The school's eighth-graders worked with their art teacher to record themselves acting out a script they wrote - "The Big Bad Bullies" - demonstrating bullying scenarios like name-calling, cyber-bullying, exclusion at the lunch table and harassment in the halls.

A peer comes to the victims' rescue and scolds offenders. The scenes were shot in black and white with no sound; lighthearted silent film music plays as title cards appear onscreen.

The filmmakers thought some humor would enable viewers to "relate to it a little more," said Olivia Mautone, one of the 19 members of the class of 2013 involved in the production.

The students say that bullying isn't a big problem at their school, but they've seen it at the mall and know society is struggling with it - and that they could experience bullying when they start high school in the fall.

"We wanted people to realize how much it hurts and how much it affects people," said student Alexis Tirado. "And we wanted to put a stop to it. [The video] puts awareness out [about] how much bullying there is and how much it goes on around the world."

The end of the video introduces sound and color and features the whole student body taking an anti-bullying pledge at an assembly. Closing out the film is a slideshow of pictures of younger students holding signs they made for the project with slogans like, "Respect," "Be a good friend" and "You hurt people's feelings when you bully."

The contest was sponsored by Catholic Mutual Group, which administers the Albany Diocese's claims and risk management insurance.
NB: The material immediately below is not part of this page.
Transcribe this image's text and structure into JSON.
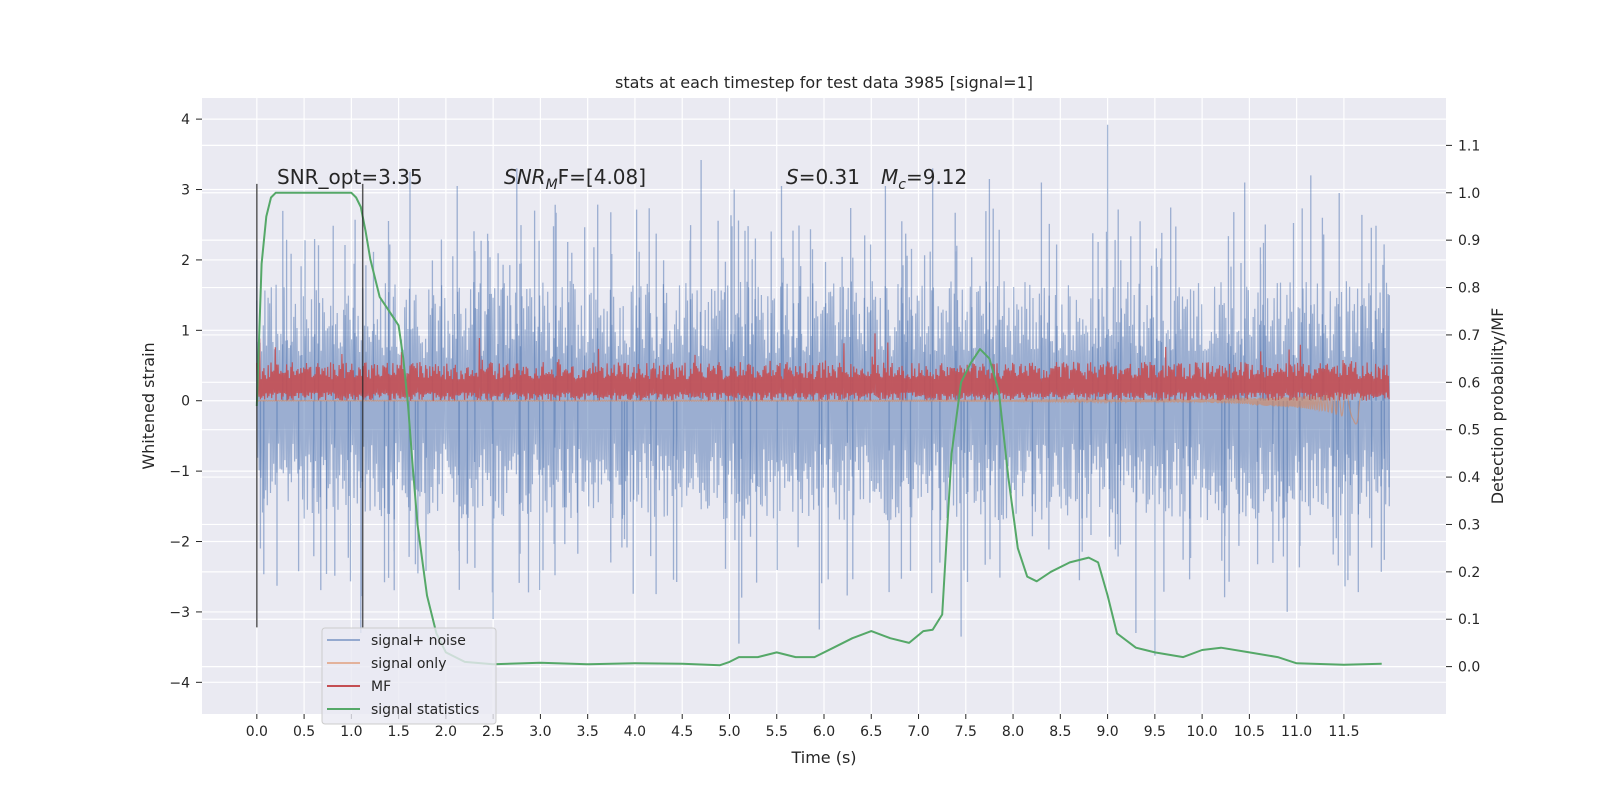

Schools were asked to come up with creative ways to make their school a safer place and encourage safe practices in students' daily activities. The older children felt strongly about the topic of bullying.

Eighth-grader Gianna Quatrini told The Evangelist that her Catholic faith "helps us realize even more that bullying is not right. It helps us build a stronger connection to it."

Art teacher Christine Potter, who directed the students, hopes the award can fund interactive SMART Boards for the art room so she can do similar projects in the future. She teamed up with a student to edit the video.